NVIDIA and the Upcoming Driverless Car Problem No One Is Talking About

This week was NVIDIA’s GTC and, as usual, the content blew me away. Jensen Huang always impresses me with a keynote that can stick with me for months by using his firm’s technology to turn what is otherwise (and often is at other events) a tedious spiel of speeds and feeds into a compelling view of our vastly changed future. It is worth your time watching it. 

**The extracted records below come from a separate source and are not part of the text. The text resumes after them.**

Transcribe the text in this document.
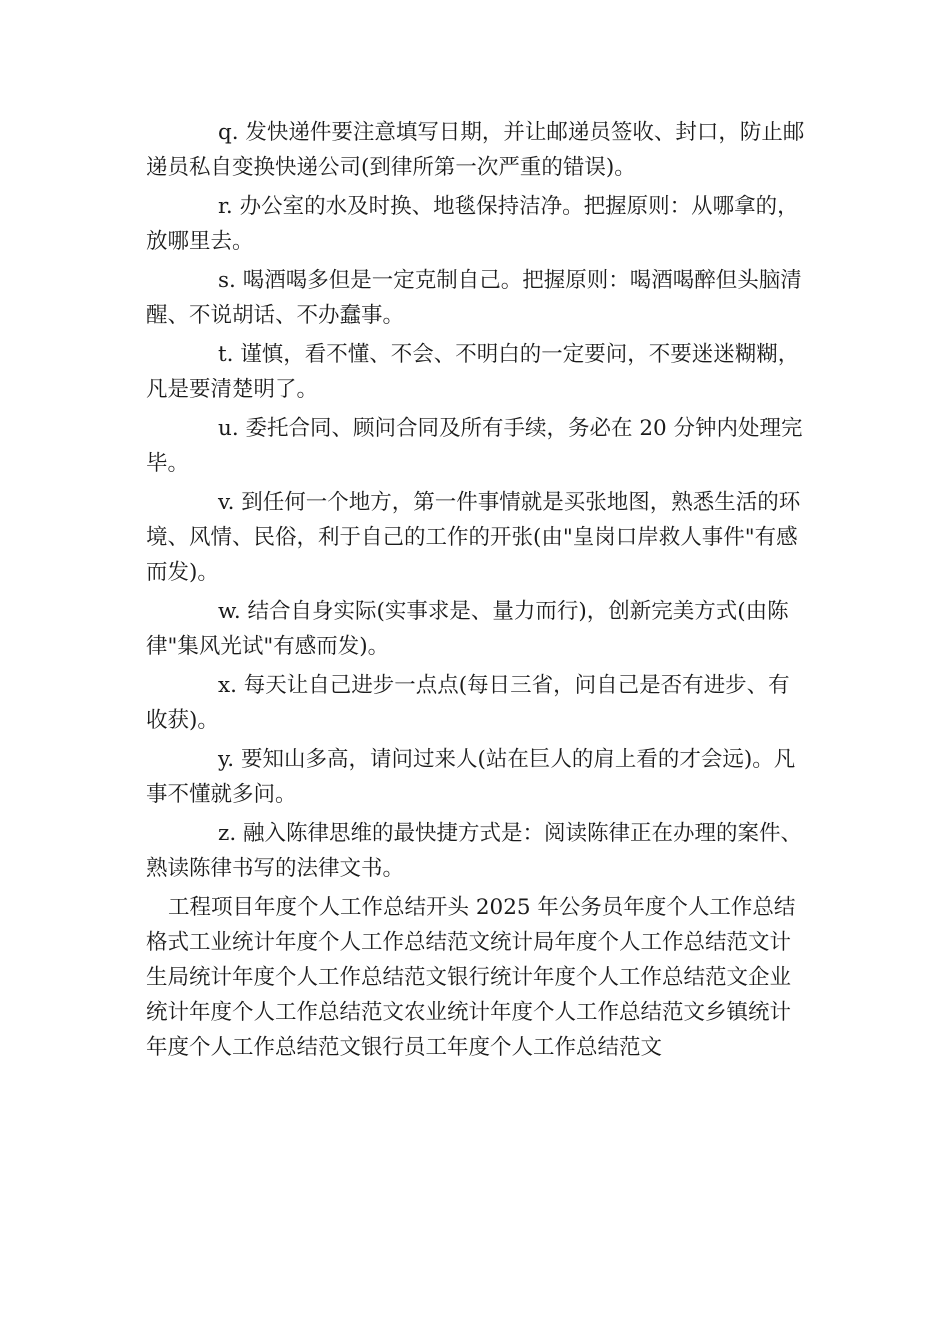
q. 发快递件要注意填写日期，并让邮递员签收、封口，防止邮递员私自变换快递公司(到律所第一次严重的错误)。

r. 办公室的水及时换、地毯保持洁净。把握原则：从哪拿的，放哪里去。

s. 喝酒喝多但是一定克制自己。把握原则：喝酒喝醉但头脑清醒、不说胡话、不办蠢事。

t. 谨慎，看不懂、不会、不明白的一定要问，不要迷迷糊糊，凡是要清楚明了。

u. 委托合同、顾问合同及所有手续，务必在 20 分钟内处理完毕。

v. 到任何一个地方，第一件事情就是买张地图，熟悉生活的环境、风情、民俗，利于自己的工作的开张(由"皇岗口岸救人事件"有感而发)。

w. 结合自身实际(实事求是、量力而行)，创新完美方式(由陈律"集风光试"有感而发)。

x. 每天让自己进步一点点(每日三省，问自己是否有进步、有收获)。

y. 要知山多高，请问过来人(站在巨人的肩上看的才会远)。凡事不懂就多问。

z. 融入陈律思维的最快捷方式是：阅读陈律正在办理的案件、熟读陈律书写的法律文书。

工程项目年度个人工作总结开头 2025 年公务员年度个人工作总结格式工业统计年度个人工作总结范文统计局年度个人工作总结范文计生局统计年度个人工作总结范文银行统计年度个人工作总结范文企业统计年度个人工作总结范文农业统计年度个人工作总结范文乡镇统计年度个人工作总结范文银行员工年度个人工作总结范文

But one thing came out in one of the Q&A sessions I attended and that is that all the car companies are using NVIDIA’s infrastructure, but only a subset of them is using NVIDIA’s full-stack. Some believe they can do it more cheaply with their own hardware. This is ill-advised and, I expect, will eventually result in a black eye on technology and massive recalls 

Let me explain.

Auto PC

I first saw this problem in the automotive market with Microsoft’s early 2000s Auto PC effort. At the time, Microsoft did the software but did not create a hard specification on the hardware. In testing, the software was impressive for the time as it would take voice commands, used an array microphone to even work in convertibles, had built-in navigation, and a host of other features I no longer remember largely because they broke on the final product. The reason for this breakage, which was most painful with a GPS system that would tell you where to turn after you passed the street (unless you kept your speed below 20 miles per hour), was that Clarion, the company that built the system, under-specified the Intel processor. The result was an affordable product that failed in the market (I put it in my wife’s car and the entire time she had it she threatened to rip it out of the dash and throw it out of the window.) Rather than enjoying this advanced device, we and our passengers would entertain ourselves by making fun of it. 

The lesson learned was that the hardware and software need to be wedded for it to work properly. If you break that technology stack, you could end up with something that works unpredictably and not at all well. 

The bigger problem

As I mentioned, NVIDIA’s infrastructure is being used for every car that will have autonomous drive technology, but many of the highest volume cars will use hardware that was not part of this development. This means most of the advanced testing and development will have been done on NVIDIA’s hardware, not on the potentially cheaper hardware the OEMs want to use at volume. 

Now, typically, the risk of this is that the solution is unreliable, but we are talking about autonomous machines that are carrying people. So let’s say the third-party hardware is just a little slow and does not report or react to the car running the stoplight for two extra seconds. Those two seconds could make the difference between stopping safe or being T-boned in an intersection, and some of those accidents are fatal. 

In the subsequent lawsuit, were I advising the plaintiff, I would suggest they add negligence to the charges for an escalation of remedies because the car maker made a conscious decision to degrade the solution to save money. The result could damage the car maker’s brand, reputation, and the resulting recall could cost far more than if they had just used the complete and thoroughly tested solution from NVIDIA. 

Particularly early on with a solution like this when people are still learning, swapping out a part of the solution to save a few bucks is incredibly dangerous. Were I Consumer Reports, I would be tempted to blacklist any vendor that took this risk initially or at least until the technology had been on the road for a year or more just to assure the people that paid for my service remained safe. 

Wrapping up:

Back when I was in graduate school, one of my professors who worked for NASA (which originated the concept of a digital twin, by the way) spoke about how spaceships were built. They were triple redundant and, for unique systems, three parts for every component were built. Assemblers would test the parts and install the first part that didn’t fail the test, if all three failed, they would still install the first failed part assuming one of the two redundant systems would step in. However, if all nine parts failed, so would the rocket, potentially catastrophically. That sounded incredibly stupid to me at the time.

Taking a brand new and extremely complex system and trying to save money by substituting third-party parts is incredibly risky. Yes, you may save a few dollars, but if the result ends catastrophically, you now own a decision where you put your customer’s life at risk for something like a $10 savings. Odds are, the result for you and your company will be tragic if only because, first, products that are highly complex have problems which may not emerge until later. If you mix it up, you run the chance of that decision being called out as the cause, even if it isn’t, and incurring far more massive costs and reputational damage as a result. 

Now five or ten years out, when we know more about these systems in large numbers and for extended use, swapping out components might be less risky. But given the numbers, even a .01% additional risk might be unsustainable once an accident occurs, and no matter how good the technology, there will be an accident. So, personally, I would advise against this move even then. 

By their very nature, autonomous cars are simply too risky to mess with. Shortly after this technology launches in volume in 2025 and 2026, I expect we will have several vendors who wished they had taken NVIDIA’s entire stack and not tried to save a few bucks.